The Marine Stewardship Council today warns consumers to instead choose pollock, hake or whiting after an alarming drop in numbers.
It was thought that cod stocks in British waters were in good health, but new advice from the MSC, which sets international standards for sustainable fishing, casts a different picture entirely.
Just two years ago, marine conservationists hailed the return of cod to the North Sea when reports suggested there were 152,000 tonnes in the region, the highest since 1982.
It followed an extensive recovery plan set up more than a decade earlier by Governments in Scotland and England, when numbers were at a record low of 44,000 tonnes.
Forecasts suggested that stocks would hit 180,000 tonnes this year, but in a report today by the International Council for the Exploration of the Sea, the world’s oldest intergovernmental science organisation, says the actual figure is just over 81,000 tonnes.
It prompted the MSC to remove its sustainability badge from North Sea cod, which is handed out to fisheries with healthy stocks.
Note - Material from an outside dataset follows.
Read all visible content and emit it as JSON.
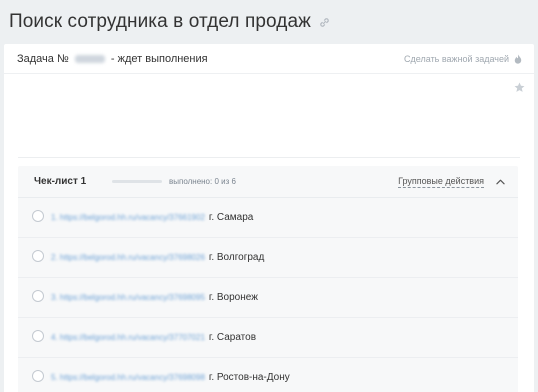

It means it can no longer be ordered by diners guilt-free.
The fishing industry has now vowed to work collectively to recover the stock over the next five years.
It is not clear what is fuelling the declines, although experts suggest it could be the result of factors such as warming waters driven by climate change and fewer young cod surviving into adulthood in the past two years.
Erin Priddle, UK and Ireland programme director for the Marine Stewardship Council, said: “The decline in the North Sea cod stock is a worrying development, with the latest stock models suggesting that the fishery has not recovered as well as previously thought.”
She said the latest scientific advice meant the North Sea cod fishery no longer met the MSC standard.
She added: “While this news is devastating for industry, it is a testament to the MSC standard working as it should: to pick up on threats to stock sustainability, as is the case with North Sea cod.
“It is imperative that industry works collaboratively with fishery managers, non-governmental organisations and the wider seafood supply chain to introduce effective measures that will see this fishery once again achieve certification.”
Mike Park, chairman of the Scottish Fisheries Sustainable Accreditation Group said: “The industry are concerned that, notwithstanding their best efforts to continue to rebuild North Sea cod, some developments are taking place that seem beyond their control.
“That said, they are committed to introducing balanced and proportionate measures in an attempt to reverse the decline.”
Any cod caught from the date of suspension on October 24 will not be able to carry the sustainability label.